No one looks up as I leave. I get a few steps down the hall before I hear from inside the classroom, “Can you believe her?” Mrs. Walsh. My sneakers seem to stick to the floor as they continue talking.

“It’s her last day—” Jenny starts, but the other two aren’t having it.

“Thank god for that,” Mrs. Walsh says.

“Are you watching the show?” Ms. Camus has dropped her volume, but her words can still be heard up and down the hallway. “She knew what her father was doing. That last girl—what was her name?”

“Claire.”

“Claire. She befriended her, lured her back to their house, and then—” A sharp knock makes me jump—Ms. Camus’s knuckles against the desk. My cardboard box clatters.

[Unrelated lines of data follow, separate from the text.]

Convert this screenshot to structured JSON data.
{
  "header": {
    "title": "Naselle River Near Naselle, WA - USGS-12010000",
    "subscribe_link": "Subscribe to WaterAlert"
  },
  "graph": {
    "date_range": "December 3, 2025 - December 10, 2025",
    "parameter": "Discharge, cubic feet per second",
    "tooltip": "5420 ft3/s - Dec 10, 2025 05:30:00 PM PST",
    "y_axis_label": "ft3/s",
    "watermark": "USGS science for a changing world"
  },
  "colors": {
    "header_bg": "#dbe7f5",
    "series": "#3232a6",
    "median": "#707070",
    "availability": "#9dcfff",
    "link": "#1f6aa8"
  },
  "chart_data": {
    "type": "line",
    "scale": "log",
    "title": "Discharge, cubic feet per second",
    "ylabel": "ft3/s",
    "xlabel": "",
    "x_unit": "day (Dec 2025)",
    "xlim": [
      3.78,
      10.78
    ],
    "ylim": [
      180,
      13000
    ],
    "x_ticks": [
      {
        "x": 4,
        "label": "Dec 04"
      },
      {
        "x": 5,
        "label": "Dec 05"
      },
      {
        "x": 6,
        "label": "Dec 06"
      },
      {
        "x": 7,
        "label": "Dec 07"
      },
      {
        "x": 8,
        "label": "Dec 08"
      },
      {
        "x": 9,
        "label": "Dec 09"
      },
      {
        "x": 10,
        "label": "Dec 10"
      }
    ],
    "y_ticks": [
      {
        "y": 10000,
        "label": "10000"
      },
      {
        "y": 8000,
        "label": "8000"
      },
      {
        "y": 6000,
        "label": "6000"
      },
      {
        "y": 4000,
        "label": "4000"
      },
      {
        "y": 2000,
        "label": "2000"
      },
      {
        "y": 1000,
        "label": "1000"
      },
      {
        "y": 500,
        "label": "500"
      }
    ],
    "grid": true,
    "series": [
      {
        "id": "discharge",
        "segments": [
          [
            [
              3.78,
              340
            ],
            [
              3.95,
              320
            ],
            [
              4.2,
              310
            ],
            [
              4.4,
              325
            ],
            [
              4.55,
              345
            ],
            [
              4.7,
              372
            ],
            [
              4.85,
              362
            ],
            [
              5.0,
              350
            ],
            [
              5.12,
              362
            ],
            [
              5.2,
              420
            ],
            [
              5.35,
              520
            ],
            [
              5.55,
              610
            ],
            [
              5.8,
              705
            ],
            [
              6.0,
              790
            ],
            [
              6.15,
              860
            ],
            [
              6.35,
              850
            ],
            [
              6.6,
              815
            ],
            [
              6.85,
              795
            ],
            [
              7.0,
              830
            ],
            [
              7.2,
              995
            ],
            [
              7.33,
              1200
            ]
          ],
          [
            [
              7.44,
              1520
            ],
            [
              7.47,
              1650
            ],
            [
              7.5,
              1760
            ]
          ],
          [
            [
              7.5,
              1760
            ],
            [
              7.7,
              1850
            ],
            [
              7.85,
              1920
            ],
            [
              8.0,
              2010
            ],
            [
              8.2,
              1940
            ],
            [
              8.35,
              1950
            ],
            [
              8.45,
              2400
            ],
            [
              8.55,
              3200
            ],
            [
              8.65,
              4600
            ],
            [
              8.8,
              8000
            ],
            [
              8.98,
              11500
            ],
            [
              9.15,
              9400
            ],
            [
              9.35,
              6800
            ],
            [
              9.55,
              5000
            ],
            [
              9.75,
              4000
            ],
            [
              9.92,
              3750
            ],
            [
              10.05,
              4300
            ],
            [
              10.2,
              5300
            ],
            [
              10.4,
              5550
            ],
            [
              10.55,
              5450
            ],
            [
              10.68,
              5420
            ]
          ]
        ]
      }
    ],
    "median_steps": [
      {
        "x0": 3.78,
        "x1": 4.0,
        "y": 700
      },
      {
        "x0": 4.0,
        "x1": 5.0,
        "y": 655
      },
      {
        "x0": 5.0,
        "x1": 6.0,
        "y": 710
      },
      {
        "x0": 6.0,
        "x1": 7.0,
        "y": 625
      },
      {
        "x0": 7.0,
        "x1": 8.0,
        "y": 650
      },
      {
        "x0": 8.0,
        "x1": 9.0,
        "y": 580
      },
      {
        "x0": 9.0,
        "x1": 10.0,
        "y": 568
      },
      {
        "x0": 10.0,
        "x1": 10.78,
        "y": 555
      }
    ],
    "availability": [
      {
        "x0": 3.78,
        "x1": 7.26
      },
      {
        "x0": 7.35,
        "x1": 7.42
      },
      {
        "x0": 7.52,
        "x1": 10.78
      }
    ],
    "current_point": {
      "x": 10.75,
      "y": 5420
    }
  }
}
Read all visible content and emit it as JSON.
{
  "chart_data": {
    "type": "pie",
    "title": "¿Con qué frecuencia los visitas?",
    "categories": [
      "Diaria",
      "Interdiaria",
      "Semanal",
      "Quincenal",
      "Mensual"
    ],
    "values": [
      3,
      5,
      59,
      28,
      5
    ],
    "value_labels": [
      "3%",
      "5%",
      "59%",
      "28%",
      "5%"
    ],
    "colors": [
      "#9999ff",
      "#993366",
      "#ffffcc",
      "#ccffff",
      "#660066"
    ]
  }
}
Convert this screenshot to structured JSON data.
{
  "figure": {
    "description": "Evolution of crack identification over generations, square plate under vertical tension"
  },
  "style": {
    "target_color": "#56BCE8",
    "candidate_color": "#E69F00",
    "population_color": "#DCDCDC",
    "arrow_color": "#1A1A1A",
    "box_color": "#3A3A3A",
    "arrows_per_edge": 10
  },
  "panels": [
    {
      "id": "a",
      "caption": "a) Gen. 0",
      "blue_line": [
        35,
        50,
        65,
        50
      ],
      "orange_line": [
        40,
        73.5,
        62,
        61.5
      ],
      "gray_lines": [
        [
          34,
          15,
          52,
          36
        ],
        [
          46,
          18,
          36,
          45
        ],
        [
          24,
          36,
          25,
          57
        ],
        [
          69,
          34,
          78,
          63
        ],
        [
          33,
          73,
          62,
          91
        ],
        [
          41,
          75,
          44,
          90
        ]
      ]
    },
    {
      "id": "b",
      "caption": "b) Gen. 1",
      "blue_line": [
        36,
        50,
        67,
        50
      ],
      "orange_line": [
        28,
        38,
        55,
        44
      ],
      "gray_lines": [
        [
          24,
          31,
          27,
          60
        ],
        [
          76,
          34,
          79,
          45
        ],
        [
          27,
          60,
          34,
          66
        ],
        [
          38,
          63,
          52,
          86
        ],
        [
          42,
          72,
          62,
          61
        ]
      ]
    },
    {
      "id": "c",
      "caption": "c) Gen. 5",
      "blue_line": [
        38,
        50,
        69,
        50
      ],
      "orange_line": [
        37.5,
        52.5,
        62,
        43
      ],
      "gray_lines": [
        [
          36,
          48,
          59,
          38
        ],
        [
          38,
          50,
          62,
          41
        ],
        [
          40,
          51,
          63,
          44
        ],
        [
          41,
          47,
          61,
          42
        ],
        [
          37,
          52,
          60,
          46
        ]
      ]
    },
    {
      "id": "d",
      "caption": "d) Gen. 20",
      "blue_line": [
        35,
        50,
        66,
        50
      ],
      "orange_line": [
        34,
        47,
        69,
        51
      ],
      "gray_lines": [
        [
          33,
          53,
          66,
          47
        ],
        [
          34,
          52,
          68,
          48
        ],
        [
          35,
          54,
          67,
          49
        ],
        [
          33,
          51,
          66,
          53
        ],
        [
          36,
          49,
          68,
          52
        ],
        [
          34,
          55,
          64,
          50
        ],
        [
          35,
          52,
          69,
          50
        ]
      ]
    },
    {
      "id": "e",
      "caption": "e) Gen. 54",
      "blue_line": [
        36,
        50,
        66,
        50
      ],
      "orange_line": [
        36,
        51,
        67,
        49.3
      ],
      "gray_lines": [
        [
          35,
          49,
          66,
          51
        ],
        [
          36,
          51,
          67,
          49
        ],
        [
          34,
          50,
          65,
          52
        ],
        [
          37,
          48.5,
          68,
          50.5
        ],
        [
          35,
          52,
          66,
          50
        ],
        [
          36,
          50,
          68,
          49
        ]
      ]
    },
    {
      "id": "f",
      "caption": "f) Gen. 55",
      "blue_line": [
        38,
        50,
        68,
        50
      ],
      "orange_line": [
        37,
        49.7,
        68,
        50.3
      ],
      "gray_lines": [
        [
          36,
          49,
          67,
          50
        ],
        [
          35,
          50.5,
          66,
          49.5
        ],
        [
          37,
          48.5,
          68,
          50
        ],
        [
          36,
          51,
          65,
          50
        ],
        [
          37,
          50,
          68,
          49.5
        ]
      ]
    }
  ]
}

Someone makes a shushing sound. “Did you hear that?” Jenny whispers. “Is she still out there? Should we check?”

“Please.” Mrs. Walsh. “She knows what everyone thinks of her.”

“Maybe we should be more careful.” Ms. Camus. “She has the staff directory. She knows where we live.”

Silence falls over the classroom. And then, all of them burst into laughter. They’re like girls at a slumber party—holding flashlights under their chins and swapping stories about boogeymen that hide at the back of the closet. Except, in this case, I’m the boogeyman.

Claire.

I slam my shoulder against the front door and step out into the summer heat.

The shouting begins the moment the reporters realize it’s me.

The week To Catch a Killer, the true crime show responsible for my dad’s arrest, premiered, news vans clogged up half the school parking lot.

Parents draped jackets over their children’s heads as they hurried them through the front doors.

It took the police showing up, court order in hand, before they finally moved behind the wire fences.

Digging around in my pockets, I find my keys and press the unlock button.

My car beep-beeps from the front of the parking lot.

I slide the cardboard box into the trunk before slipping in behind the steering wheel.

If I leave now, the news vans will follow me, like floats in a homecoming parade.

But if I wait the half hour until dismissal, I might be able to lose them in traffic.

Minutes tick by as the pickup line grows longer and longer, and with every car that pulls in front of the school, something builds deep in my chest. It feels like more and more sets of eyes are turned in my direction.

I squeeze my own shut, but the moment I do, Mrs. Walsh’s words reverberate through my mind: “She knows what everyone thinks of her.”

That I was the bait. They found a family photo tucked under the sun visor in my dad’s pickup truck.

I imagine him flashing it to a girl walking along the side of the road.

“I have a daughter about your age. Wouldn’t want her walking home in this weather.

” He thumbs the heater up a few notches.

“Get in and warm up. We’ll have you home in no time.

” He smiles at her, eyes crinkling at the corners, and pulls the latch, swinging the door wide.